Another day, another Republican governor making a bold proposal on an issue Georgia lawmakers have been wrestling with. From the Times-Picayune in New Orleans:
Gov. Bobby Jindal is proposing to eliminate Louisiana’s income and corporate taxes and pay for those cuts with increased sales taxes, the governor’s office confirmed Thursday. The governor’s office has not yet provided the details of the plan.
“The bottom line is that for too long, Louisiana’s workers and small businesses have suffered from having a state tax structure that is too complex and that holds back economic prosperity,” Jindal said in a statement released by his office. “It’s time to change that so people can keep more of their own money and foster an environment where businesses want to invest and create good-paying jobs.”
Jindal said the plan would be revenue-neutral and that the goal would be to keep sales taxes “as low and flat as possible.”
Another Louisiana newspaper, the Monroe News-Star, reports the state’s sales tax could rise as high as 7 percent from its current level of 4 percent. Louisiana has three income-tax brackets, with married couples paying 2 percent on income up to $25,000, 4 percent between $25,000 and $100,000, and 6 percent on income above that.
Georgia — where couples pay 6 percent on any income above just $10,000 — has taken tentative steps down this road before, although never to the point of eliminating the income tax completely. Former Speaker Glenn Richardson in 2007 proposed repealing all ad valorem taxes and broadening the sales tax to cover goods and services (the latter are not taxed today) at the 4 percent rate — his so-called GREAT Plan. But that only included lowering the top income-tax rate from 6 percent to 4 percent, not zero. More recently, a commission appointed in 2010 to study comprehensive tax reform came back with a plan to lower the income-tax rate to no higher than 4 percent and as low as 3 percent, which probably would be low enough to boost Georgia’s competitiveness while keeping our tax base diversified (income, sales, property, etc.).
As you may recall, the latter plan was stalled in the Legislature in 2011 and last year resulted in a tax bill that was advertised as “comprehensive” but in fact merely tweaked some corporate tax breaks and granted a number of long-time wishes of certain industries (e.g., auto dealers). I’ve heard no one suggest that tax reform will come anywhere near this year’s legislative session agenda.

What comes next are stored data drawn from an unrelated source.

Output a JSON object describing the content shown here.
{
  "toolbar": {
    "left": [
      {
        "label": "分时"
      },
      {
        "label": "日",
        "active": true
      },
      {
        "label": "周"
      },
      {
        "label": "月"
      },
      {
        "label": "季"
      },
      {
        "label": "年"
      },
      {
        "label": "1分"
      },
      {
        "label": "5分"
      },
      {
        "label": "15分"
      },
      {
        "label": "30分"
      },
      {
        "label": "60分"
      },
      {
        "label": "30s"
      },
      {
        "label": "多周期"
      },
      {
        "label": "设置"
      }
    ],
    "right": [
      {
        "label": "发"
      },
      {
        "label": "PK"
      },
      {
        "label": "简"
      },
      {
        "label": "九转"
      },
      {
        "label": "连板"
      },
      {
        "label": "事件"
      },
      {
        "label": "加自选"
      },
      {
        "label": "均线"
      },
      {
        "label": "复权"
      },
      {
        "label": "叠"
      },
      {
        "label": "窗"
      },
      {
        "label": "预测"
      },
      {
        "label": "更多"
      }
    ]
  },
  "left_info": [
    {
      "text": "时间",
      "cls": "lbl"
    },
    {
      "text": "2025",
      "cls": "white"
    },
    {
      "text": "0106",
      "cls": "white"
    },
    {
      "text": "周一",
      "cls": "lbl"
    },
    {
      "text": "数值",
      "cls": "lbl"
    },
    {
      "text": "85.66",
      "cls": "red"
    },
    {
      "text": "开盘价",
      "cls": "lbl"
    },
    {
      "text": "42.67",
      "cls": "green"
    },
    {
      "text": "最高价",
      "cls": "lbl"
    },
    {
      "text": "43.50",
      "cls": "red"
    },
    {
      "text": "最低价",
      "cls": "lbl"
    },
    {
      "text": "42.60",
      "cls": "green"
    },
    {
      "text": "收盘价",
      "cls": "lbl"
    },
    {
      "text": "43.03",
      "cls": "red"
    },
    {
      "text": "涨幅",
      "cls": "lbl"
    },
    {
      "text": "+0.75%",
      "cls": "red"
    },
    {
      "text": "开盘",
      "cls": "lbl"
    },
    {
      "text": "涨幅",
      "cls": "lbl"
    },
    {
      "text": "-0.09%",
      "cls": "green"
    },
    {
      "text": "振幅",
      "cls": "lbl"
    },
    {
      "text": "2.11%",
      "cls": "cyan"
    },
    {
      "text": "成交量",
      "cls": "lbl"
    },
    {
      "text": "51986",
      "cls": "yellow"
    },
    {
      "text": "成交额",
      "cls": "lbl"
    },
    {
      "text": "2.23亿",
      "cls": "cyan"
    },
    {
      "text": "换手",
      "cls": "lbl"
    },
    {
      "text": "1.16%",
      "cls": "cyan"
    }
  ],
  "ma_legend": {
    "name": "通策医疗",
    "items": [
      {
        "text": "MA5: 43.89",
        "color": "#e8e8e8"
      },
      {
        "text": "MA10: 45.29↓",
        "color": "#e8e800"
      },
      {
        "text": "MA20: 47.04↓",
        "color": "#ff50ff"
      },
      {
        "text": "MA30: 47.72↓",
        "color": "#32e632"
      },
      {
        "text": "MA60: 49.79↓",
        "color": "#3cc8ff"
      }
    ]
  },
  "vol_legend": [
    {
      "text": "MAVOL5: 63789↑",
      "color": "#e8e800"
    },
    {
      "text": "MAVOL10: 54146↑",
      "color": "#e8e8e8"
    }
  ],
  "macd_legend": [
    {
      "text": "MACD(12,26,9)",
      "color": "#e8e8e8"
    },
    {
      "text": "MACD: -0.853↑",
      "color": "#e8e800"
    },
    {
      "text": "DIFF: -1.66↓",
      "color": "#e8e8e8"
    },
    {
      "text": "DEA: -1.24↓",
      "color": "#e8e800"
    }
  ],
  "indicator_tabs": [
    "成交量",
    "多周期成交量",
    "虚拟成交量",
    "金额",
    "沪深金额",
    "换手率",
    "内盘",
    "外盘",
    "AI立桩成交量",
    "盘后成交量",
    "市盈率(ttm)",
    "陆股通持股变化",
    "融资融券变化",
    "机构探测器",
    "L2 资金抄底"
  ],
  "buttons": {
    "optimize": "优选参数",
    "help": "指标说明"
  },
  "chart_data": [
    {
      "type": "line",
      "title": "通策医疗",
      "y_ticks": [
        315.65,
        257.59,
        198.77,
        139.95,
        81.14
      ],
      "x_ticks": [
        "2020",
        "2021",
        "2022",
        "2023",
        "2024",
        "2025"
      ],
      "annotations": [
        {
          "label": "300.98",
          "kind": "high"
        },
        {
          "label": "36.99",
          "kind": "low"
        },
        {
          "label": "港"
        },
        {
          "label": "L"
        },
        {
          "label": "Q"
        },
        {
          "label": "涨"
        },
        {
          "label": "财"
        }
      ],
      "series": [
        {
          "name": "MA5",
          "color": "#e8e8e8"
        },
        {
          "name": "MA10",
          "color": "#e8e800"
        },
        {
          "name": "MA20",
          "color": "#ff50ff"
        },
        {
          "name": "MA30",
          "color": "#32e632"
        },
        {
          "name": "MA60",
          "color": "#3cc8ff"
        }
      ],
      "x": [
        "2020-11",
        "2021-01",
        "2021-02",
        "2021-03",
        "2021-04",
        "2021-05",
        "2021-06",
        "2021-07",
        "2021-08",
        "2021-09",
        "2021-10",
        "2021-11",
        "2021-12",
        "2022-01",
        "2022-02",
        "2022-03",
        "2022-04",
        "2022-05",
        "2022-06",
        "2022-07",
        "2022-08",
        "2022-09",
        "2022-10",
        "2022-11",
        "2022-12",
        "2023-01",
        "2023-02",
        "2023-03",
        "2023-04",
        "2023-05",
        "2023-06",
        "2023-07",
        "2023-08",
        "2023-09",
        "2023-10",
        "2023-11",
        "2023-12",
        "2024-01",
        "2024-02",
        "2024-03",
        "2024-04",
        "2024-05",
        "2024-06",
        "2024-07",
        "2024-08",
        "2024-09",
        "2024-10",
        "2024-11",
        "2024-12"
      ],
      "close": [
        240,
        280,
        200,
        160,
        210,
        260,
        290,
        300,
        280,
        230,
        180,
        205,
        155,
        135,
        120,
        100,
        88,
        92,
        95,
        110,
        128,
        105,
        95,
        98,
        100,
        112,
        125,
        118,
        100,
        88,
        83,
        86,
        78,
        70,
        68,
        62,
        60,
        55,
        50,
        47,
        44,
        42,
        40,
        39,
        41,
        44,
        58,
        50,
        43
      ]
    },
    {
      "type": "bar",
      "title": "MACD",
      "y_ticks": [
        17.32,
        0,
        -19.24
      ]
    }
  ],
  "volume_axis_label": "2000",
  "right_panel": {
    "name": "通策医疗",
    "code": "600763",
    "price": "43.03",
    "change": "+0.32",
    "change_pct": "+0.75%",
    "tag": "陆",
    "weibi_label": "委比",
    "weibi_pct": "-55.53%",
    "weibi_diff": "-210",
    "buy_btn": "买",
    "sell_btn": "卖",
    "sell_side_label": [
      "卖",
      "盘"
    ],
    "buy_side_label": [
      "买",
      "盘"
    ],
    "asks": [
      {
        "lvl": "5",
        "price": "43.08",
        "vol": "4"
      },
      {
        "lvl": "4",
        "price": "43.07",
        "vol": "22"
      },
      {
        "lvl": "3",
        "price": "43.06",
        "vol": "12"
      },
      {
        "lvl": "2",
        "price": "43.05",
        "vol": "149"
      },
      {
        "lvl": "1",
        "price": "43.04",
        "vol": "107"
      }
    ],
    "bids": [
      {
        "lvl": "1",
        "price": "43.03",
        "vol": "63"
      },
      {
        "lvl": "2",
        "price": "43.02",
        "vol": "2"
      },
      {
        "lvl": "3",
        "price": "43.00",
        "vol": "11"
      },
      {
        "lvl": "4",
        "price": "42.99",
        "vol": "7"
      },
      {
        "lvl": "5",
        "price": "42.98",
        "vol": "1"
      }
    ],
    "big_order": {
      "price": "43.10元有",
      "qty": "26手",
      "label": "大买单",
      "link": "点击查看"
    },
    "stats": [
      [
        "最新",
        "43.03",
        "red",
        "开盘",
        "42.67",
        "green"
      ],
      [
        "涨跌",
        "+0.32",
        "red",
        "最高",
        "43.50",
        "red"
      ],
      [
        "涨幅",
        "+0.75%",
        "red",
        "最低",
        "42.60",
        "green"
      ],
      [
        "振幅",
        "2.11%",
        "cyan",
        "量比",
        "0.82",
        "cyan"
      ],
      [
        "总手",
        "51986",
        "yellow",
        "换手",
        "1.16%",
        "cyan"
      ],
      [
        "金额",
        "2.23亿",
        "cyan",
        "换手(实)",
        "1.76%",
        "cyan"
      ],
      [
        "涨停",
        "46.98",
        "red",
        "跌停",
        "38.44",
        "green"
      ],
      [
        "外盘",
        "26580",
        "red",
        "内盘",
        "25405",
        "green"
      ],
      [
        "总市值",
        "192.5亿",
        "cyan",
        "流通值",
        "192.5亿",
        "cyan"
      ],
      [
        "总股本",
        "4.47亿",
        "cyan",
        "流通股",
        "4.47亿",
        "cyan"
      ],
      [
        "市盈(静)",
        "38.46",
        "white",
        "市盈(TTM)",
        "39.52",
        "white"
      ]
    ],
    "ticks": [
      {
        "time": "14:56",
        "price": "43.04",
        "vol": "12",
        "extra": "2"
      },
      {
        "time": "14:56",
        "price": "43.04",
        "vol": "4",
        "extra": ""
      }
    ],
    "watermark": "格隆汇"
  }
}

Meanwhile, Louisiana is pressing forward in the direction taken by Florida, Tennessee and Texas — the kind of states with which Georgia competes for jobs and workers. In North Carolina, another of our peer states, new Gov. Pat McCrory has also pledged to pursue tax changes that include lower income-tax rates for individuals and businesses.
All of which would seem to leave Georgia falling behind.